The first part of an ETL process involves extracting the data from the source systems. Most data warehousing projects consolidate data from different source systems. Each separate system may also use a different data organization and/or format. Common data source formats are relational databases, XMLs and flat files, but may include non relational database structures such as Information Management System (IMS) or other data structures such as Virtual Storage Access Method (VSAM) or Indexed Sequential Access Method (ISAM), or even fetching from outside sources such as through web spidering or screen-scraping.
The data transformation stage applies a series of rules or functions to the extracted data from the source to derive the data for loading into the end target. An important function of data transformation is cleansing of data that aims to pass only proper data to the target.

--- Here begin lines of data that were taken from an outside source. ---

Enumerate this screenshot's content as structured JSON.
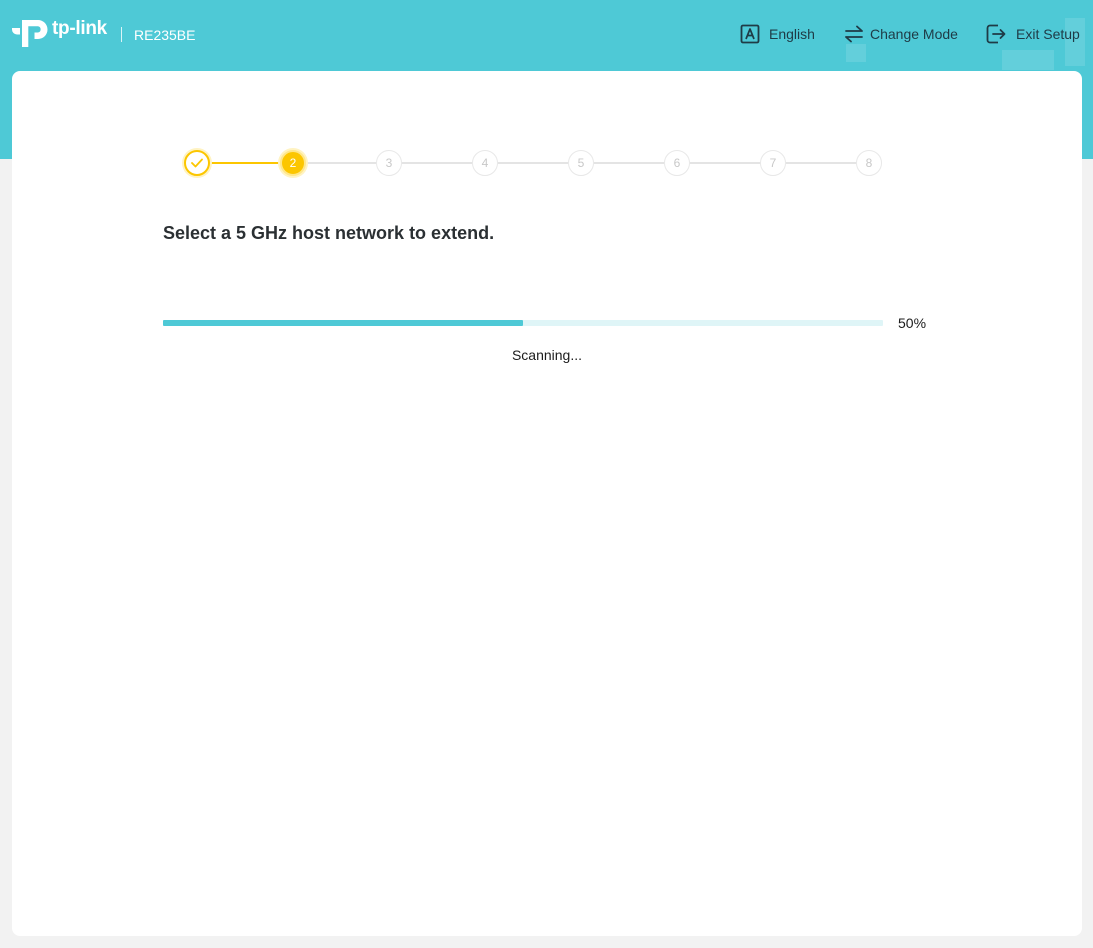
{
  "header": {
    "brand": "tp-link",
    "model": "RE235BE",
    "nav": [
      {
        "label": "English",
        "icon": "language-icon"
      },
      {
        "label": "Change Mode",
        "icon": "swap-arrows-icon"
      },
      {
        "label": "Exit Setup",
        "icon": "exit-icon"
      }
    ]
  },
  "wizard": {
    "steps": [
      {
        "label": "1",
        "state": "completed"
      },
      {
        "label": "2",
        "state": "active"
      },
      {
        "label": "3",
        "state": "pending"
      },
      {
        "label": "4",
        "state": "pending"
      },
      {
        "label": "5",
        "state": "pending"
      },
      {
        "label": "6",
        "state": "pending"
      },
      {
        "label": "7",
        "state": "pending"
      },
      {
        "label": "8",
        "state": "pending"
      }
    ],
    "heading": "Select a 5 GHz host network to extend.",
    "progress": {
      "value": 0.5,
      "percent_text": "50%",
      "status_text": "Scanning..."
    }
  },
  "colors": {
    "brand_teal": "#4ec9d6",
    "step_active": "#fcc600",
    "page_bg": "#f2f2f2",
    "progress_track": "#dff5f7"
  }
}
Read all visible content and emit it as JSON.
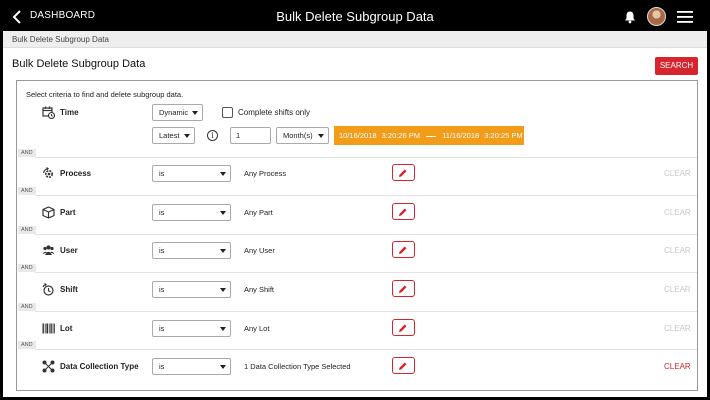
{
  "header": {
    "back_label": "DASHBOARD",
    "title": "Bulk Delete Subgroup Data",
    "icons": [
      "chevron-left-icon",
      "bell-icon",
      "avatar",
      "hamburger-menu-icon"
    ]
  },
  "breadcrumb": "Bulk Delete Subgroup Data",
  "page": {
    "title": "Bulk Delete Subgroup Data",
    "search_label": "SEARCH"
  },
  "panel": {
    "intro": "Select criteria to find and delete subgroup data.",
    "connector": "AND",
    "time": {
      "label": "Time",
      "mode": "Dynamic",
      "complete_shifts_label": "Complete shifts only",
      "relative": "Latest",
      "count": "1",
      "unit": "Month(s)",
      "start_date": "10/16/2018",
      "start_time": "3:20:26 PM",
      "end_date": "11/16/2018",
      "end_time": "3:20:25 PM"
    },
    "rows": [
      {
        "label": "Process",
        "operator": "is",
        "value": "Any Process",
        "clear": "CLEAR",
        "icon": "process-gear-icon",
        "active": false
      },
      {
        "label": "Part",
        "operator": "is",
        "value": "Any Part",
        "clear": "CLEAR",
        "icon": "box-icon",
        "active": false
      },
      {
        "label": "User",
        "operator": "is",
        "value": "Any User",
        "clear": "CLEAR",
        "icon": "users-icon",
        "active": false
      },
      {
        "label": "Shift",
        "operator": "is",
        "value": "Any Shift",
        "clear": "CLEAR",
        "icon": "shift-clock-icon",
        "active": false
      },
      {
        "label": "Lot",
        "operator": "is",
        "value": "Any Lot",
        "clear": "CLEAR",
        "icon": "barcode-icon",
        "active": false
      },
      {
        "label": "Data Collection Type",
        "operator": "is",
        "value": "1 Data Collection Type Selected",
        "clear": "CLEAR",
        "icon": "network-nodes-icon",
        "active": true
      }
    ]
  },
  "colors": {
    "accent_red": "#d6252c",
    "date_range_orange": "#f39c1a",
    "topbar": "#000000"
  }
}
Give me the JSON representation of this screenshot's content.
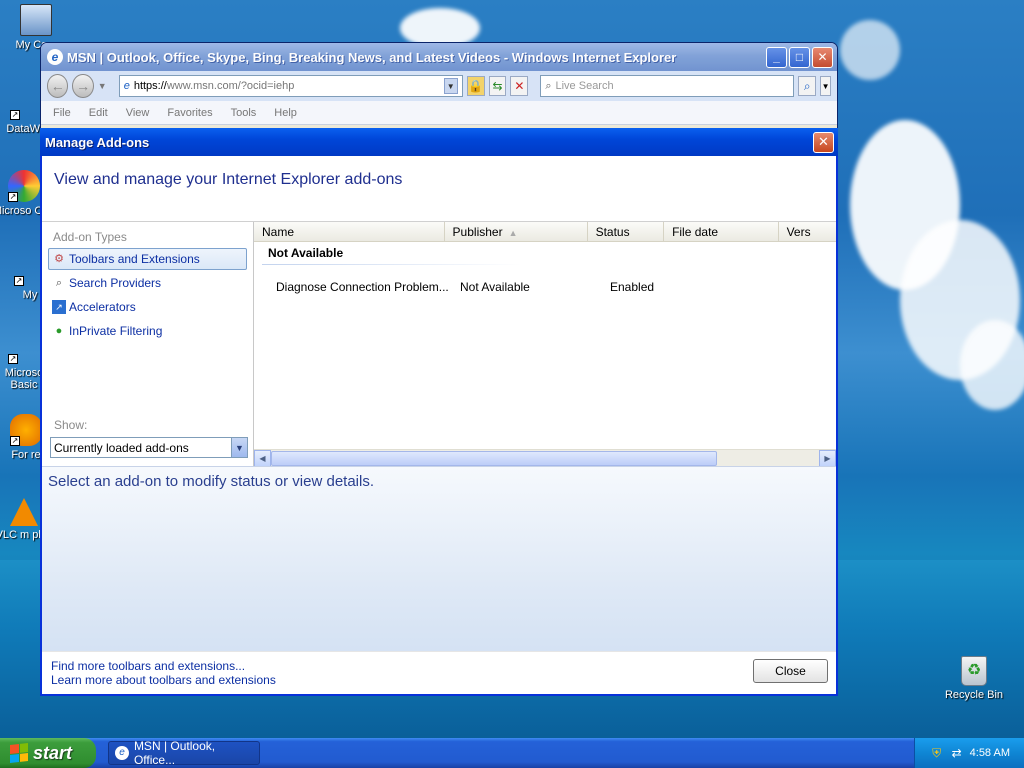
{
  "desktop": {
    "icons": [
      {
        "label": "My Com",
        "name": "my-computer"
      },
      {
        "label": "DataWa",
        "name": "datawarehouse"
      },
      {
        "label": "Microso C++",
        "name": "microsoft-cpp"
      },
      {
        "label": "My",
        "name": "my-documents"
      },
      {
        "label": "Microso Basic",
        "name": "microsoft-basic"
      },
      {
        "label": "For re",
        "name": "for-re"
      },
      {
        "label": "VLC m play",
        "name": "vlc-player"
      }
    ],
    "recycle_bin": "Recycle Bin"
  },
  "ie": {
    "title": "MSN | Outlook, Office, Skype, Bing, Breaking News, and Latest Videos - Windows Internet Explorer",
    "url_prefix": "https://",
    "url_rest": "www.msn.com/?ocid=iehp",
    "search_placeholder": "Live Search",
    "menu": [
      "File",
      "Edit",
      "View",
      "Favorites",
      "Tools",
      "Help"
    ]
  },
  "dialog": {
    "title": "Manage Add-ons",
    "header": "View and manage your Internet Explorer add-ons",
    "addon_types_label": "Add-on Types",
    "addon_types": [
      {
        "label": "Toolbars and Extensions",
        "icon": "gear-icon",
        "selected": true
      },
      {
        "label": "Search Providers",
        "icon": "search-icon",
        "selected": false
      },
      {
        "label": "Accelerators",
        "icon": "accelerator-icon",
        "selected": false
      },
      {
        "label": "InPrivate Filtering",
        "icon": "inprivate-icon",
        "selected": false
      }
    ],
    "show_label": "Show:",
    "show_value": "Currently loaded add-ons",
    "columns": [
      "Name",
      "Publisher",
      "Status",
      "File date",
      "Vers"
    ],
    "group": "Not Available",
    "rows": [
      {
        "name": "Diagnose Connection Problem...",
        "publisher": "Not Available",
        "status": "Enabled"
      }
    ],
    "details_text": "Select an add-on to modify status or view details.",
    "link_find": "Find more toolbars and extensions...",
    "link_learn": "Learn more about toolbars and extensions",
    "close_label": "Close"
  },
  "taskbar": {
    "start": "start",
    "task_label": "MSN | Outlook, Office...",
    "clock": "4:58 AM"
  },
  "colors": {
    "dialog_title": "#0046d8",
    "link": "#0c2fa3",
    "header_text": "#1f2f8f"
  }
}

The load phase loads the data into the end target that may be a simple de-limited flat file or a data warehouse Some data warehouses may overwrite existing information with cumulative information; updating extracted data is frequently done on a daily, weekly, or monthly basis. Other data warehouses (or even other parts of the same data warehouse) may add new data in an historical form at regular intervals—for example, hourly.
Some of the activities which can be performed by free top etl tools are selecting only certain columns to load, Translating coded values, Encoding free-form values, Deriving a new calculated value, Sorting: Order the data based on a list of columns to improve searching, Joining data from multiple sources , Generating surrogate-key values, Transposing or pivoting and Splitting a column into multiple columns.